CVE-2026-5036 identifies a stack-based buffer overflow vulnerability in the Tenda 4G06 router firmware version 04.06.01.29. The vulnerability resides in the fromDhcpListClient function of the /goform/DhcpListClient endpoint, part of the router's endpoint component. Specifically, the vulnerability is triggered by manipulating the 'page' argument passed to this function, which is not properly validated or bounds-checked, leading to a stack overflow condition. This overflow can overwrite critical control data on the stack, enabling an attacker to execute arbitrary code remotely. The attack vector is network-based, requiring no authentication or user interaction, making it highly accessible to remote adversaries. The CVSS 4.0 base score is 8.7 (high), reflecting the ease of exploitation (network attack vector, low complexity), lack of required privileges or user interaction, and the severe impact on confidentiality, integrity, and availability. Although no confirmed exploits in the wild have been reported, the public availability of exploit code increases the likelihood of exploitation attempts. This vulnerability could allow attackers to take full control of affected devices, potentially leading to network compromise, data interception, or disruption of services. The affected product, Tenda 4G06, is a 4G LTE router commonly used in residential and small business environments, often deployed in regions where Tenda has market presence. The lack of an official patch link in the provided data suggests that mitigation or firmware updates may not yet be available, emphasizing the need for interim protective measures.

The impact of CVE-2026-5036 is significant for organizations using Tenda 4G06 routers, as exploitation can lead to full device compromise. This includes unauthorized remote code execution, allowing attackers to control the device, intercept or manipulate network traffic, and potentially pivot to internal networks. Confidentiality is at risk due to possible data interception; integrity is compromised through unauthorized changes to device configuration or firmware; availability may be disrupted by device crashes or malicious reconfiguration.
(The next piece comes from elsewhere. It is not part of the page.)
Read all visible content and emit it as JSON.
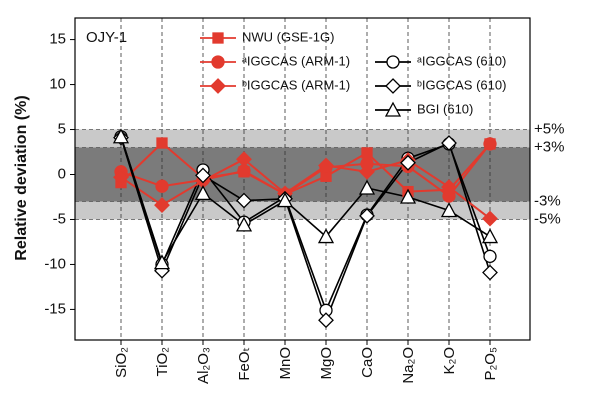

Given the router's role as a network gateway, exploitation could facilitate broader network intrusions or denial of service attacks. Small businesses and residential users relying on this device may face service outages or data breaches. The public availability of exploit code increases the risk of automated attacks and widespread exploitation, especially in environments where devices remain unpatched. The absence of authentication requirements and user interaction lowers the barrier for attackers, making this vulnerability particularly dangerous in exposed network environments.

1. Immediate mitigation should include isolating affected Tenda 4G06 devices from untrusted networks to reduce exposure. 2. Monitor network traffic for unusual activity targeting the /goform/DhcpListClient endpoint, particularly malformed requests manipulating the 'page' parameter. 3. Employ network-level protections such as firewalls or intrusion prevention systems (IPS) to block or alert on suspicious packets directed at the vulnerable endpoint. 4. Check with Tenda for firmware updates or security advisories addressing this vulnerability and apply patches promptly once available. 5. If patches are unavailable, consider replacing affected devices with models not vulnerable to this issue. 6. Implement network segmentation to limit the impact of a compromised device. 7. Regularly audit device configurations and logs for signs of compromise. 8. Educate users and administrators about the risk and signs of exploitation. 9. Disable remote management features if not required to reduce attack surface. 10. Use VPNs or secure tunnels for remote access to reduce direct exposure of vulnerable endpoints.